Entre os séculos XIX e XX crescem também as actividades de lazer, e Oeiras torna-se num local privilegiado de "banhos" para a elite portuguesa. Assim, no princípio do século XX, as praias da linha eram muito frequentadas, especialmente pelas classes sociais mais altas, que aqui se dirigiam por indicação médica, já que se considerava que o ar e a água das praias do concelho tinham efeitos medicinais.



Com a construção da Estrada Marginal, ligando Lisboa a Cascais, e a disponibilidade dos novos meios de transporte, acentua-se a dinâmica balnear e turística de cariz mais popular.



Até aos anos 80 entra-se numa fase de dependência e ausência de perspectivas, altura em que a Câmara Municipal toma medidas de modo a contrariar esta tendência. A partir de então o município constituiu-se como pólo económico autónomo na Área Metropolitana de Lisboa, apostando no desenvolvimento de actividades terciárias ligadas à Ciência e Investigação e às Tecnologias de Informação e Comunicação.



Actualmente o concelho assume-se como a sede de importantes empresas ligadas às novas tecnologias (são exemplo disso o TagusPark e o LagoasPark) e à prestação de serviços.



Oeiras é um dos concelhos mais desenvolvidos. No seu território encontram-se instaladas muitas multinacionais.

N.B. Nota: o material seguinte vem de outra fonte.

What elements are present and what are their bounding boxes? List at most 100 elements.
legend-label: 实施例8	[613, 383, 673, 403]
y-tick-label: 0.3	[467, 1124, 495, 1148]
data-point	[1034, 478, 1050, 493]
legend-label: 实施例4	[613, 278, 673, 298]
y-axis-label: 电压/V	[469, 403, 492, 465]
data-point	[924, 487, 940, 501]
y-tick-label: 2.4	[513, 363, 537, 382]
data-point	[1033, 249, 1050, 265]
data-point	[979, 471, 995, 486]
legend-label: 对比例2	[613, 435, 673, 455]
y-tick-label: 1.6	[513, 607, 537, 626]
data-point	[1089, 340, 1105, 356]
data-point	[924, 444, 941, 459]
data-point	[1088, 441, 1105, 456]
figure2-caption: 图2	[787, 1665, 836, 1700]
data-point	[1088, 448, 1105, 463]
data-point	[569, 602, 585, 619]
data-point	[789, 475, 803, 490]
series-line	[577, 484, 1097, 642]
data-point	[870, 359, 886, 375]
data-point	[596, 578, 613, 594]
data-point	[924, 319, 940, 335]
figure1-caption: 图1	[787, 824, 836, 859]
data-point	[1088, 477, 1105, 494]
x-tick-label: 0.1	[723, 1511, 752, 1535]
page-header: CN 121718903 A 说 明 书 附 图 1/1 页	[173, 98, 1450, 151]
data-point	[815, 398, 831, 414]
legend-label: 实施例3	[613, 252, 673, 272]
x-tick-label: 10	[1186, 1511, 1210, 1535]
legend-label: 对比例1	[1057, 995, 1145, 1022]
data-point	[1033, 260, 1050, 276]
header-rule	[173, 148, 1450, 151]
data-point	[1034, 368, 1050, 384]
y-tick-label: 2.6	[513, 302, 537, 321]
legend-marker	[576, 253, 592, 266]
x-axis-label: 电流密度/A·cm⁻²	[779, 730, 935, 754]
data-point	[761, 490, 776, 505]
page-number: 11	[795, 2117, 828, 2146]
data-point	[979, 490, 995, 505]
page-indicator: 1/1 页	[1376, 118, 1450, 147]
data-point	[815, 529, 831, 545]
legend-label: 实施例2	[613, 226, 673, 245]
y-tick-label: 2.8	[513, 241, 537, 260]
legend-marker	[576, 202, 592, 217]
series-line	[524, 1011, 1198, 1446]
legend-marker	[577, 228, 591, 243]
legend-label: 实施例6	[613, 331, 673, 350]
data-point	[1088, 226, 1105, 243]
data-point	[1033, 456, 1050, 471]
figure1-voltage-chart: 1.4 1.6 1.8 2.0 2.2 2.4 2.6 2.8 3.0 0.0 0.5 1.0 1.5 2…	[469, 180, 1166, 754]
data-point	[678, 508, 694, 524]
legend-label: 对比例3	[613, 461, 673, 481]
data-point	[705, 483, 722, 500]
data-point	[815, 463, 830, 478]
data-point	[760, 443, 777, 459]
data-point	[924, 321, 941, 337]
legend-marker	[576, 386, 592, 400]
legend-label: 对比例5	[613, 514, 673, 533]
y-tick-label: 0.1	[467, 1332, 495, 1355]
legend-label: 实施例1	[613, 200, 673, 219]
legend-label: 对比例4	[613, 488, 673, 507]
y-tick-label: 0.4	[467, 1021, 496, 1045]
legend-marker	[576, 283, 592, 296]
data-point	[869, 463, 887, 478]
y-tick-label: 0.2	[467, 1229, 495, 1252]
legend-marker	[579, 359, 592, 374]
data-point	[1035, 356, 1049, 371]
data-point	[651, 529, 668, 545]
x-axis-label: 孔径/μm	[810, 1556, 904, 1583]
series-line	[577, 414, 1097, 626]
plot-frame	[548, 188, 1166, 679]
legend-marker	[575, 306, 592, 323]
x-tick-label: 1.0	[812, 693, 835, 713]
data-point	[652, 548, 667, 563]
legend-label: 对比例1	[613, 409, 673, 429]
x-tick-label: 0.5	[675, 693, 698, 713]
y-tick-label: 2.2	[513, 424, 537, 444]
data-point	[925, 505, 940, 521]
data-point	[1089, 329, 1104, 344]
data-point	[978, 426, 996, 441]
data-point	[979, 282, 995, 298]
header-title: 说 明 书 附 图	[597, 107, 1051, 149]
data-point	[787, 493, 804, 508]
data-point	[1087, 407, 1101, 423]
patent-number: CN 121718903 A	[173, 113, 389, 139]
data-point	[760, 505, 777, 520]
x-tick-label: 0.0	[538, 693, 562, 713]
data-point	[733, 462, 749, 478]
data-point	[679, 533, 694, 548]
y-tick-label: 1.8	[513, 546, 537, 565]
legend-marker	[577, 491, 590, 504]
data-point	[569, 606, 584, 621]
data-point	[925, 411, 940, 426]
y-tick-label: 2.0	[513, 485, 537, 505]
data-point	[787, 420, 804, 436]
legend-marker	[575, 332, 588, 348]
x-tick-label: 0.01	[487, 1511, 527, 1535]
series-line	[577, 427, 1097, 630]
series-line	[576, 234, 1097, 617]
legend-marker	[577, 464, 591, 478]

O concelho concentra ainda cerca de 30% da capacidade científica do país, sendo um dos principais pólos de I&D da Europa.

Neste momento o Grupo 230, é o único Grupo da AEP que está no Concelho de Oeiras.

 Este trabalho de pesquisa, foi realizado pelo Escoteiro-Chefe de Grupo, António Jorge Barros Cardoso, do Grupo 230 de Caxias, da Associação dos Escoteiros de Portugal.